Landmark case undermines territorial rights trade

A ruling by Europe’s highest court on a U.K. sports rights case has the potential to undermine the international TV and independent film production and sales biz.

The court found that British pub owner Karen Murphy was within her rights when, five years ago, she started using Greek satellite TV provider Nova’s decoder to show Premier League soccer to her customers, rather than News Corp. paybox BSkyB’s more expensive Sky Sports service.

Sky paid $1.54 billion for exclusive U.K. rights to the matches but, crucially, the court decreed Tuesday that the sale of rights on a country-by-country basis broke EU law.

The implications of the decision are still unclear, but could effectively undercut the way that content is funded in Europe.

“We finance our productions by selling rights on a territory-by-territory basis, a strategy that … only works if it is exclusive,” said Stephen Garrett, chairman of Kudos Film and TV and exec chairman of Shine Pictures, in an interview with London’s Times newspaper.

“An episode of ‘Spooks’ (aka ‘MI-5’) costs around £1 million ($1.54 million) to produce and employs hundreds of people. High-quality entertainment is not cheap, and as a producer, Kudos has effectively to mortgage these territorial rights to secure the upfront funding to make the show in the first place.

The incentive for broadcasters to buy is the guarantee that they will be the only one airing the show, which means maximum ratings and advertising revenues, Garrett said. “Without (that guarantee), why would they bother to invest?”

Garrett added that the ruling could see smaller companies squeezed out of the market.
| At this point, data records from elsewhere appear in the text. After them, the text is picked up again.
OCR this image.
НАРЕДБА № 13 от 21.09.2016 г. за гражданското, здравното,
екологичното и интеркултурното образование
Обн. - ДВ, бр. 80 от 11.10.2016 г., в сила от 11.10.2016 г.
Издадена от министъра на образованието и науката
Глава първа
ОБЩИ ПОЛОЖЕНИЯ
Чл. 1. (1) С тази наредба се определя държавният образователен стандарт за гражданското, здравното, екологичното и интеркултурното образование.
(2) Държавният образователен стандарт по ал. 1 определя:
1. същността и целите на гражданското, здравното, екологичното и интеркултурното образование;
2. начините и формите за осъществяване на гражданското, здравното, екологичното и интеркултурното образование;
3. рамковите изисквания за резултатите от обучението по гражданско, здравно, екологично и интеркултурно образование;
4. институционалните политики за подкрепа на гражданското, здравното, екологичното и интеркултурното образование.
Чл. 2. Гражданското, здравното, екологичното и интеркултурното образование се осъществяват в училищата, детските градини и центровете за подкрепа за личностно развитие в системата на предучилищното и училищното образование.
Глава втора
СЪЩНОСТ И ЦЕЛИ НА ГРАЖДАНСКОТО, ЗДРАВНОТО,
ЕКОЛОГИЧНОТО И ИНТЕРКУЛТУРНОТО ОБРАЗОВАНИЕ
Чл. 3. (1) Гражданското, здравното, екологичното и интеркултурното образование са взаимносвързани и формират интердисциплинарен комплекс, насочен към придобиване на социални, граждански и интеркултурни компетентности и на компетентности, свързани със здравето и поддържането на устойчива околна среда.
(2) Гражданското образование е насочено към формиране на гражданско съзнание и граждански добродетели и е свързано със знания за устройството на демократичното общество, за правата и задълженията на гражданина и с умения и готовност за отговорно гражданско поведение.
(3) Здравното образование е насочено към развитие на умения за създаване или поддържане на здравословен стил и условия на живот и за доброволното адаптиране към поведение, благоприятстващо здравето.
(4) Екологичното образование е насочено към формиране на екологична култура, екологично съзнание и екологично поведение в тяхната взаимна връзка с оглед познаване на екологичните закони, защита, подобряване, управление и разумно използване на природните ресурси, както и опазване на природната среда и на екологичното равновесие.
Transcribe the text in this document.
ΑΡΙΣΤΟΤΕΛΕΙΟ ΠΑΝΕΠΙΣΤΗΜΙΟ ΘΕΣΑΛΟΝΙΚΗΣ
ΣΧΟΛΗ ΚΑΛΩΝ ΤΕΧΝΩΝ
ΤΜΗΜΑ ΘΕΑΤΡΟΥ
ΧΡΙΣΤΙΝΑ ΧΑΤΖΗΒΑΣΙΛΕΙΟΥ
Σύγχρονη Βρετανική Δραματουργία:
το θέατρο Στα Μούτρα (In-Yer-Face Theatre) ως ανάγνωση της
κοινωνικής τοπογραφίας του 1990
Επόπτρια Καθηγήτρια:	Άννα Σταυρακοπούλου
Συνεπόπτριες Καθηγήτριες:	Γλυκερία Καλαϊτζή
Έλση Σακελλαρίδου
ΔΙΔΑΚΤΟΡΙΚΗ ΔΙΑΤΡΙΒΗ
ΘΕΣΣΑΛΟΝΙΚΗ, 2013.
“Broadcasters would (be) forced to buy more rights than they need to secure the ones that they really want,” he said, “creating a fictitious and fundamentally unsustainable market for unwanted rights. Only the biggest broadcasters could afford to play such a game, fueling concentration detrimental to media pluralism and competition, he added.

Movies that are released in specific windows in each country due to exclusive territorial licensing could see that distribution structure erased on television under the ruling.